Jordan Harris ’20 knows something about interconnectedness.
While interning at United Ministries, a Greenville, South Carolina, nonprofit that empowers those struggling with poverty to achieve self-sufficiency, he learned about the many ways opportunity and our connection to each other can affect an individual’s life. Harris’s work will be among more 145 digital presentations of students’ engaged learning experiences during the virtual 12th annual Furman Engaged. Student presentations will be available for public viewing beginning May 4.
Harris conducted intake interviews for community members requesting help to pay for food, rent, utilities or life-sustaining medication and helped other clients move into permanent housing. He helped a man experiencing homelessness replace his driver’s license so he could apply for a job.

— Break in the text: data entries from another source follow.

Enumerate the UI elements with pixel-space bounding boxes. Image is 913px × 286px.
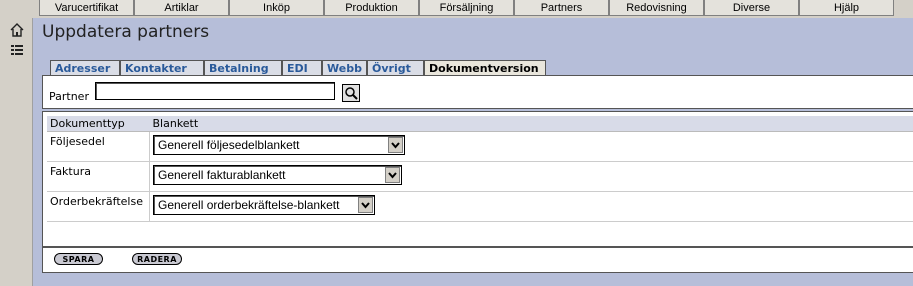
- nav-item-diverse[interactable]: Diverse: [704, 0, 799, 16]
- select-arrow[interactable]: [385, 167, 400, 183]
- document-type-cell: Följesedel: [47, 131, 150, 162]
- document-type-cell: Orderbekräftelse: [47, 191, 150, 222]
- top-navigation-spacer: [0, 0, 39, 17]
- table-row: Orderbekräftelse Generell orderbekräftel…: [47, 191, 913, 222]
- form-select-value: Generell orderbekräftelse-blankett: [158, 198, 340, 212]
- form-select-foljesedel[interactable]: Generell följesedelblankett: [153, 135, 405, 155]
- document-type-cell: Faktura: [47, 161, 150, 192]
- nav-item-hjalp[interactable]: Hjälp: [799, 0, 894, 16]
- column-header-dokumenttyp: Dokumenttyp: [47, 116, 150, 132]
- tab-dokumentversion[interactable]: Dokumentversion: [424, 60, 546, 75]
- delete-button[interactable]: RADERA: [132, 253, 182, 265]
- form-select-orderbekraftelse[interactable]: Generell orderbekräftelse-blankett: [153, 195, 375, 215]
- page-title: Uppdatera partners: [42, 22, 210, 42]
- table-row: Följesedel Generell följesedelblankett: [47, 131, 913, 162]
- tab-kontakter[interactable]: Kontakter: [120, 60, 204, 75]
- main-panel: Uppdatera partners Adresser Kontakter Be…: [33, 18, 913, 286]
- list-icon[interactable]: [10, 44, 24, 58]
- form-cell: Generell orderbekräftelse-blankett: [149, 191, 913, 222]
- home-icon[interactable]: [10, 23, 24, 37]
- search-icon: [345, 87, 358, 100]
- partner-section: Partner: [42, 75, 913, 109]
- chevron-down-icon: [391, 142, 400, 149]
- nav-item-forsaljning[interactable]: Försäljning: [419, 0, 514, 16]
- top-navigation: Varucertifikat Artiklar Inköp Produktion…: [0, 0, 913, 18]
- save-button[interactable]: SPARA: [54, 253, 103, 265]
- form-select-faktura[interactable]: Generell fakturablankett: [153, 165, 402, 185]
- partner-input[interactable]: [95, 82, 335, 100]
- tab-betalning[interactable]: Betalning: [204, 60, 282, 75]
- action-bar: SPARA RADERA: [42, 247, 913, 273]
- table-header-row: Dokumenttyp Blankett: [47, 116, 913, 132]
- form-select-value: Generell fakturablankett: [158, 168, 286, 182]
- table-row: Faktura Generell fakturablankett: [47, 161, 913, 192]
- nav-item-produktion[interactable]: Produktion: [324, 0, 419, 16]
- nav-item-redovisning[interactable]: Redovisning: [609, 0, 704, 16]
- select-arrow[interactable]: [388, 137, 403, 153]
- left-toolbar: [0, 18, 33, 286]
- tab-webb[interactable]: Webb: [322, 60, 367, 75]
- search-button[interactable]: [342, 84, 360, 102]
- nav-item-varucertifikat[interactable]: Varucertifikat: [39, 0, 134, 16]
- tab-ovrigt[interactable]: Övrigt: [367, 60, 424, 75]
- form-cell: Generell följesedelblankett: [149, 131, 913, 162]
- nav-item-inkop[interactable]: Inköp: [229, 0, 324, 16]
- document-version-section: Dokumenttyp Blankett Följesedel Generell…: [42, 111, 913, 247]
- form-select-value: Generell följesedelblankett: [158, 138, 300, 152]
- chevron-down-icon: [361, 202, 370, 209]
- tab-adresser[interactable]: Adresser: [50, 60, 120, 75]
- column-header-blankett: Blankett: [149, 116, 913, 132]
- tab-edi[interactable]: EDI: [282, 60, 322, 75]
- nav-item-partners[interactable]: Partners: [514, 0, 609, 16]
- chevron-down-icon: [388, 172, 397, 179]
- form-cell: Generell fakturablankett: [149, 161, 913, 192]
- document-table: Dokumenttyp Blankett Följesedel Generell…: [47, 116, 913, 222]
- nav-item-artiklar[interactable]: Artiklar: [134, 0, 229, 16]
- partner-label: Partner: [49, 90, 89, 103]
- select-arrow[interactable]: [358, 197, 373, 213]
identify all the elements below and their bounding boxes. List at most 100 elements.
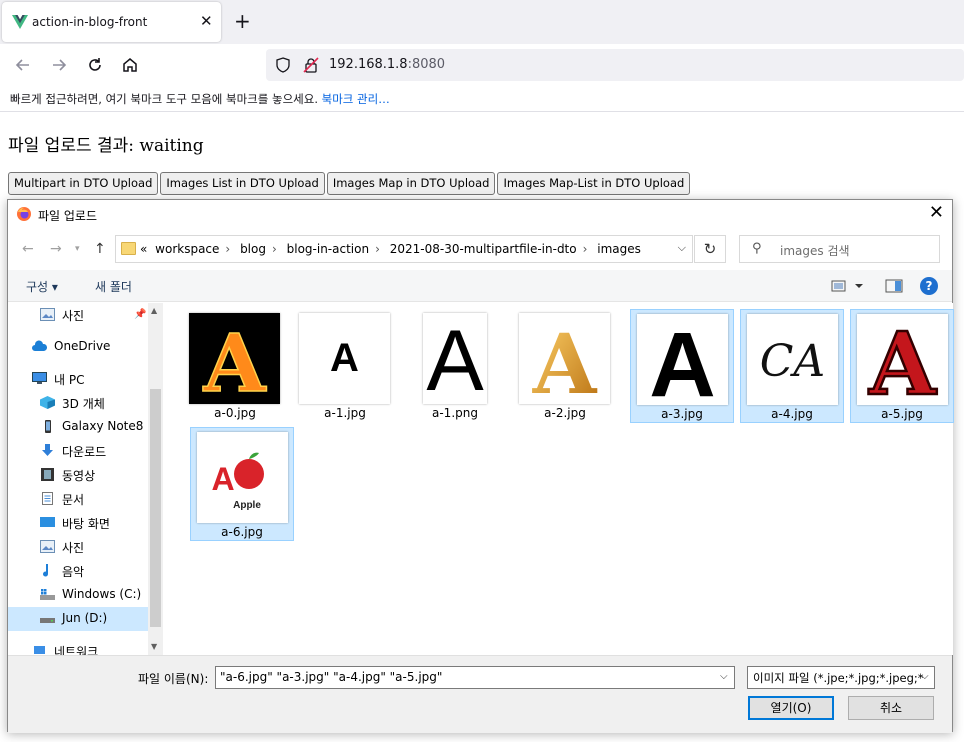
breadcrumb-workspace[interactable]: workspace <box>155 242 219 256</box>
dialog-toolbar: 구성 ▾ 새 폴더 ? <box>8 270 952 302</box>
pin-icon: 📌 <box>134 309 147 320</box>
nav-item-pictures[interactable]: 사진 <box>8 535 148 559</box>
dialog-back-icon[interactable]: ← <box>22 241 34 257</box>
file-name-label: 파일 이름(N): <box>138 672 209 686</box>
nav-item-this-pc[interactable]: 내 PC <box>8 367 148 391</box>
images-map-list-in-dto-upload-button[interactable]: Images Map-List in DTO Upload <box>497 172 691 195</box>
thumbnail-fire-a: A <box>189 313 280 404</box>
tab-close-icon[interactable]: ✕ <box>200 12 213 30</box>
thumbnail-plain-a: A <box>423 313 487 404</box>
search-icon: ⚲ <box>752 241 762 256</box>
drive-windows-icon <box>40 589 55 600</box>
upload-result-heading: 파일 업로드 결과: waiting <box>8 136 204 156</box>
dialog-forward-icon[interactable]: → <box>50 241 62 257</box>
dialog-footer: 파일 이름(N): "a-6.jpg" "a-3.jpg" "a-4.jpg" … <box>8 655 952 733</box>
nav-item-videos[interactable]: 동영상 <box>8 463 148 487</box>
file-item[interactable]: A a-2.jpg <box>513 309 617 423</box>
manage-bookmarks-link[interactable]: 북마크 관리… <box>322 92 390 106</box>
thumbnail-gold-a: A <box>519 313 610 404</box>
nav-item-3d-objects[interactable]: 3D 개체 <box>8 391 148 415</box>
nav-item-downloads[interactable]: 다운로드 <box>8 439 148 463</box>
breadcrumb-images[interactable]: images <box>597 242 641 256</box>
nav-item-desktop[interactable]: 바탕 화면 <box>8 511 148 535</box>
nav-item-onedrive[interactable]: OneDrive <box>8 335 148 359</box>
search-input[interactable]: ⚲ images 검색 <box>739 235 940 263</box>
nav-item-pictures-quick[interactable]: 사진 📌 <box>8 303 148 327</box>
pictures-icon <box>40 540 55 553</box>
back-arrow-icon[interactable] <box>14 56 34 76</box>
file-name-dropdown-icon[interactable]: ⌵ <box>720 671 728 682</box>
nav-item-jun-d[interactable]: Jun (D:) <box>8 607 148 631</box>
preview-pane-icon[interactable] <box>885 278 903 294</box>
file-type-select[interactable]: 이미지 파일 (*.jpe;*.jpg;*.jpeg;* <box>747 666 935 689</box>
drive-icon <box>40 618 55 623</box>
tab-title: action-in-blog-front <box>32 15 148 29</box>
browser-tab[interactable]: action-in-blog-front ✕ <box>2 2 221 42</box>
refresh-icon[interactable]: ↻ <box>694 235 726 263</box>
nav-item-windows-c[interactable]: Windows (C:) <box>8 583 148 607</box>
file-name: a-0.jpg <box>214 406 256 420</box>
breadcrumb-overflow[interactable]: « <box>140 242 147 256</box>
nav-item-music[interactable]: 음악 <box>8 559 148 583</box>
recent-locations-icon[interactable]: ▾ <box>75 244 80 254</box>
file-item[interactable]: A a-1.png <box>403 309 507 423</box>
desktop-icon <box>40 517 55 527</box>
search-placeholder: images 검색 <box>780 244 850 258</box>
document-icon <box>42 492 53 505</box>
help-icon[interactable]: ? <box>920 277 938 295</box>
phone-icon <box>45 420 51 433</box>
open-button[interactable]: 열기(O) <box>748 696 834 720</box>
new-tab-icon[interactable]: + <box>234 9 251 33</box>
breadcrumb-blog-in-action[interactable]: blog-in-action <box>287 242 369 256</box>
dialog-title: 파일 업로드 <box>38 209 98 223</box>
nav-scrollbar[interactable]: ▲ ▼ <box>148 303 163 655</box>
multipart-in-dto-upload-button[interactable]: Multipart in DTO Upload <box>8 172 159 195</box>
cancel-button[interactable]: 취소 <box>848 696 934 720</box>
music-icon <box>43 564 49 577</box>
scroll-up-icon[interactable]: ▲ <box>151 306 157 315</box>
file-name: a-3.jpg <box>661 407 703 421</box>
onedrive-icon <box>32 340 47 351</box>
organize-menu[interactable]: 구성 ▾ <box>26 278 58 295</box>
file-item[interactable]: A a-3.jpg <box>630 309 734 423</box>
breadcrumb-date-folder[interactable]: 2021-08-30-multipartfile-in-dto <box>390 242 577 256</box>
file-name-field[interactable]: "a-6.jpg" "a-3.jpg" "a-4.jpg" "a-5.jpg" <box>215 666 735 689</box>
images-list-in-dto-upload-button[interactable]: Images List in DTO Upload <box>160 172 325 195</box>
file-upload-dialog: 파일 업로드 ✕ ← → ▾ ↑ « workspace › blog › blog… <box>7 199 954 733</box>
file-name: a-1.png <box>432 406 478 420</box>
nav-item-documents[interactable]: 문서 <box>8 487 148 511</box>
up-folder-icon[interactable]: ↑ <box>94 241 106 257</box>
file-name: a-4.jpg <box>771 407 813 421</box>
file-item[interactable]: A a-0.jpg <box>183 309 287 423</box>
nav-item-galaxy-note8[interactable]: Galaxy Note8 <box>8 415 148 439</box>
url-bar[interactable]: 192.168.1.8:8080 <box>266 49 964 81</box>
file-item[interactable]: A a-5.jpg <box>850 309 954 423</box>
shield-icon[interactable] <box>275 57 291 73</box>
file-type-dropdown-icon[interactable]: ⌵ <box>921 671 929 682</box>
upload-button-row: Multipart in DTO Upload Images List in D… <box>8 172 691 195</box>
file-item[interactable]: A Apple a-6.jpg <box>190 427 294 541</box>
scrollbar-thumb[interactable] <box>150 389 161 627</box>
thumbnail-red-ornate-a: A <box>857 314 948 405</box>
insecure-lock-icon[interactable] <box>303 57 319 73</box>
3d-objects-icon <box>40 396 55 409</box>
view-options-icon[interactable] <box>831 279 867 293</box>
address-box[interactable]: « workspace › blog › blog-in-action › 2021-… <box>115 235 693 263</box>
breadcrumb-blog[interactable]: blog <box>240 242 266 256</box>
reload-icon[interactable] <box>86 56 106 76</box>
file-item[interactable]: A a-1.jpg <box>293 309 397 423</box>
firefox-icon <box>17 207 31 221</box>
nav-item-network[interactable]: 네트워크 <box>8 639 148 655</box>
images-map-in-dto-upload-button[interactable]: Images Map in DTO Upload <box>326 172 496 195</box>
forward-arrow-icon[interactable] <box>50 56 70 76</box>
thumb-letter: A <box>211 461 234 497</box>
dialog-close-icon[interactable]: ✕ <box>929 202 944 223</box>
file-item[interactable]: CA a-4.jpg <box>740 309 844 423</box>
address-dropdown-icon[interactable]: ⌵ <box>678 241 686 255</box>
new-folder-button[interactable]: 새 폴더 <box>95 278 132 295</box>
thumb-letter: A <box>649 314 715 405</box>
home-icon[interactable] <box>121 56 141 76</box>
scroll-down-icon[interactable]: ▼ <box>151 642 157 651</box>
thumb-letter: A <box>330 336 359 380</box>
url-text[interactable]: 192.168.1.8:8080 <box>329 57 445 72</box>
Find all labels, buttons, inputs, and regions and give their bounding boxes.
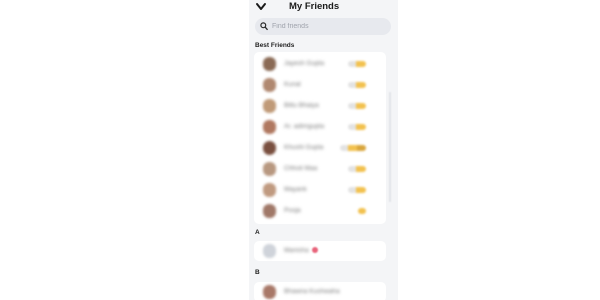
avatar [263, 78, 276, 92]
avatar [263, 141, 276, 155]
friend-row[interactable]: Bittu Bhaiya [254, 96, 386, 116]
friend-row[interactable]: Ar. adimgupta [254, 117, 386, 137]
friend-row[interactable]: Kunal [254, 75, 386, 95]
friend-name: Pooja [284, 207, 301, 214]
friend-row[interactable]: Manisha [254, 241, 386, 261]
chevron-down-icon[interactable] [255, 2, 267, 12]
section-label-best-friends: Best Friends [255, 42, 295, 49]
snap-score-badge [348, 103, 366, 109]
section-label-b: B [255, 269, 260, 276]
avatar [263, 244, 276, 258]
friend-name: Bhawna Kushwaha [284, 288, 340, 295]
avatar [263, 120, 276, 134]
snap-score-badge [348, 187, 366, 193]
snap-score-badge [348, 166, 366, 172]
friend-name: Mayank [284, 186, 307, 193]
alphabet-scrollbar[interactable] [388, 72, 392, 224]
friend-name: Khushi Gupta [284, 144, 324, 151]
snap-score-badge [348, 124, 366, 130]
avatar [263, 204, 276, 218]
avatar [263, 57, 276, 71]
avatar [263, 285, 276, 299]
snap-score-badge [348, 82, 366, 88]
friend-name: Ar. adimgupta [284, 123, 325, 130]
friend-name: Chhoti Maa [284, 165, 318, 172]
best-friends-list: Jayesh Gupta Kunal Bittu Bhaiya Ar. adim… [254, 52, 386, 224]
scroll-track [389, 92, 391, 202]
friend-name: Kunal [284, 81, 301, 88]
friend-row[interactable]: Chhoti Maa [254, 159, 386, 179]
avatar [263, 99, 276, 113]
friend-row[interactable]: Pooja [254, 201, 386, 221]
search-bar[interactable] [255, 18, 391, 35]
friend-row[interactable]: Mayank [254, 180, 386, 200]
friend-row[interactable]: Bhawna Kushwaha [254, 282, 386, 300]
search-icon [260, 22, 268, 31]
friend-name: Jayesh Gupta [284, 60, 325, 67]
heart-emoji-icon [312, 247, 318, 253]
friend-row[interactable]: Khushi Gupta [254, 138, 386, 158]
snap-score-badge [348, 61, 366, 67]
friend-row[interactable]: Jayesh Gupta [254, 54, 386, 74]
page-title: My Friends [289, 1, 340, 12]
avatar [263, 162, 276, 176]
snap-score-badge [358, 208, 366, 214]
search-input[interactable] [272, 20, 382, 33]
header: My Friends [249, 0, 398, 16]
friends-screen: My Friends Best Friends Jayesh Gupta Kun… [249, 0, 398, 300]
section-label-a: A [255, 229, 260, 236]
avatar [263, 183, 276, 197]
snap-score-badge [340, 145, 366, 151]
friend-name: Bittu Bhaiya [284, 102, 319, 109]
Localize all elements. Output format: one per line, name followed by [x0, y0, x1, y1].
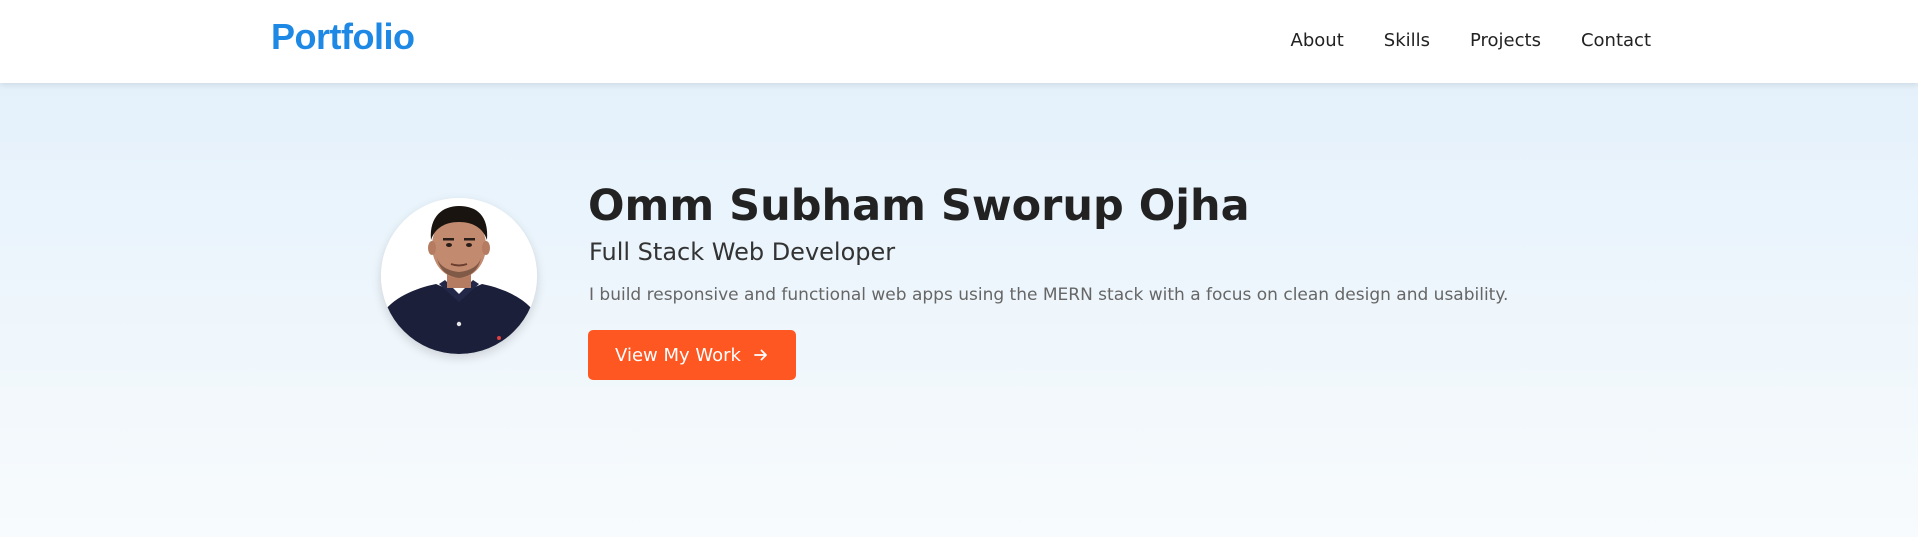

And he tutored students enrolled in the United Ministries’ adult education program.
“I learned how interconnected so many aspects of a community truly are and how they can impact, both positively and negatively, its residents,” said Harris, who was advised by Diane Iseminger, internship program director for the Center for Engaged Learning, and Amy Jonason, assistant professor of sociology.
Harris said the internship showed him how much a child’s future path depends on their parents’ current circumstances.
“It was surprising to see how much family struggles affected kids, how much those struggles and obstacles, whether they be financial, education or psychological, could determine their futures,” said the Atlanta native and Paladin football player. “It reinforced how important it is to have a solid family structure.”
Harris, who is majoring in urban studies and international affairs and minoring in poverty studies, hopes to work in city and regional planning and public administration after graduation.
“This experience working with a nonprofit has helped me understand how vital equitable development is in a sense that everybody has a fair and just opportunity to succeed and grow within the community,” he said.
“By interning with United Ministries, Jordan had an opportunity to apply the knowledge he learned in the classroom to a practical work experience and develop additional knowledge, skills and abilities as a result,” said Iseminger.
Furman Engaged, a celebration of undergraduate research, internships, study away, creative projects, service learning and other immersive learning experiences, gives students the opportunity to share their work with peers, faculty, staff and the community. Due to the COVID-19 pandemic, the daylong campus event has been adapted to an online-only event this year.